11 August 2016

Yearning for the Land

7 Menahem Av 5776


Yearning for the Land
from Beyond Words: Selected Writings of Rabbi Meir Kahane
1960-1990, Volume 7

The klipa, the callus, that slowly and imperceptibly covers the burgeoning adult, immutably desensitizes us and forever loses for us the emotion and value that is the heart and nucleus of the mitzvah cell or ritual.  And so, as if suddenly – but really as part of the slow and ongoing process – there is created a human being, a community, almost a people that elevates the ritual to the heights reserved for the concept, and we become practitioners of Jewish ritual, rather than emotional and living embracers of the concept.

So it is with Tisha B’Av and the three weeks that precede it.  Not a few can emote all the laws and customs emanating from them.  Not an Orthodox Jew will violate the rituals that make up the three weeks and certainly not the nine days.  And yet, as with too many Jewish concepts that were meant to be living, thriving, real things that grip the heart and soul – ha’ikar  chaser min hasefer.  [Editor's note: A Hebrew idiom, literally meaning, “the principle is lacking from the book,” referring to the fact that the main concept has been forgotten.]

For I put it to all honest people that, of all who practice the rituals of the three weeks and Tisha B’Av, few – all too few – mourn for Jerusalem and the Land.  I put it that most find the three weeks an excruciating thing that prevents them from enjoying the summer; that most look forward to its passing as quickly as possible so that vacation and enjoyment can continue in the Catskills and all the other places that make up the Galut enjoyment; that few, all too few, feel the stab of pain in their heart for the Temple that is not there; for the Moslem jackals who walk and control the Mount; for the lack of holiness and sanctity that Jerusalem and the Temple mean. 

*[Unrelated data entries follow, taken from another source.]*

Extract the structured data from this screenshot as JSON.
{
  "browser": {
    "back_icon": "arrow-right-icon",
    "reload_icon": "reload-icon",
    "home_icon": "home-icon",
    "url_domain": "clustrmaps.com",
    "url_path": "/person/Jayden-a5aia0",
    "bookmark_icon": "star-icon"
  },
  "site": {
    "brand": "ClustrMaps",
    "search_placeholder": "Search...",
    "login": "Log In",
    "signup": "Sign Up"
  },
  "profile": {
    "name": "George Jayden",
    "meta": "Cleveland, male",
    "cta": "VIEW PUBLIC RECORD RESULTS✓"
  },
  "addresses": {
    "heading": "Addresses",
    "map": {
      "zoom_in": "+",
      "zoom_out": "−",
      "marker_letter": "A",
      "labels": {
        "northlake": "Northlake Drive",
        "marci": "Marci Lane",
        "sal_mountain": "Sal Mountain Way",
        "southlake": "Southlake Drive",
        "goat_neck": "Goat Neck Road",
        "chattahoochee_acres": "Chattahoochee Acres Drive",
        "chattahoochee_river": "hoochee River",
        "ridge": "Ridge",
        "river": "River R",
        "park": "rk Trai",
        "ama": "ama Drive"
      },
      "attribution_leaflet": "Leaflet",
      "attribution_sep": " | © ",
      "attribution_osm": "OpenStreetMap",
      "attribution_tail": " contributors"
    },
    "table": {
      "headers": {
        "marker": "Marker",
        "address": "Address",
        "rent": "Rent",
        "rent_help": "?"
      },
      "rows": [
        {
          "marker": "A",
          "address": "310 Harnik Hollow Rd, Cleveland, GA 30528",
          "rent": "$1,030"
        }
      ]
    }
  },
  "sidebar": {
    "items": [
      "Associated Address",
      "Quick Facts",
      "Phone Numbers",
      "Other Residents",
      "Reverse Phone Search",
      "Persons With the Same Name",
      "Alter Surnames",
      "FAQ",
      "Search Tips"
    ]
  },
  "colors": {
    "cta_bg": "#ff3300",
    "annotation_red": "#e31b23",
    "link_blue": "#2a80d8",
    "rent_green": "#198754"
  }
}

What happens because of this is a shallow and terrible corrosion of Judaism and a slow and terrible corruption of the Jewish soul.  Mitzvot become things to be done with and finished; the soul becomes a hard and callous thing feeling nothing, and, worse, mitzvot become meaningless and fraudulent as we weep for a land we could be living in – if we wish to; as we speak of a return to a land of which we do not wish, as we grab ourselves in emotions we do not feel.

We do not wish to leave America; we do not feel any pain in an “exile” that the ritual has us mouthing as a thing of tragedy and pain.  We enjoy the luxury of Galut and mouth quickly the kinot, the lamentations, most of whose words we do not understand anyhow.  We sit on the floor in the Ninth of Av and look forward to the 10th.  And enjoyment.

That is the death of Judaism, no matter how many synagogues and shtiblech have grown.  This is the destruction of Torah as a real and vibrant “thing,” no matter how many yeshivas have sprung up.  For all of them will produce scholars of callous soul unable to feel the pain and joy and honesty of a mitzvah as it was meant when given by G-d at Sinai. 

 ***
Of course, this applies to all the nations of galut/golus, not just America.

Here are a few videos that I hope will point the way forward:


 R' David Bar-Hayim: To Fast or Not to Fast on Tish"a b'Av

Zimmerman Farm: Experimenting with hydroponics, part 1

Zimmerman Farm: Experimenting with hydroponics, part 2

R' Ephraim Sprecher: T"U b'Av: A Tikun for Tish"a b'Av

Temple Institute: Tish"a b'Av: A Time to Build




2 comments:

Devorah Chayah said...

Great post and links! Thank you.

Myrtle Rising said...

This post really gave me some food for thought, so thank you for that. And thanks for linking to Myrtle Rising.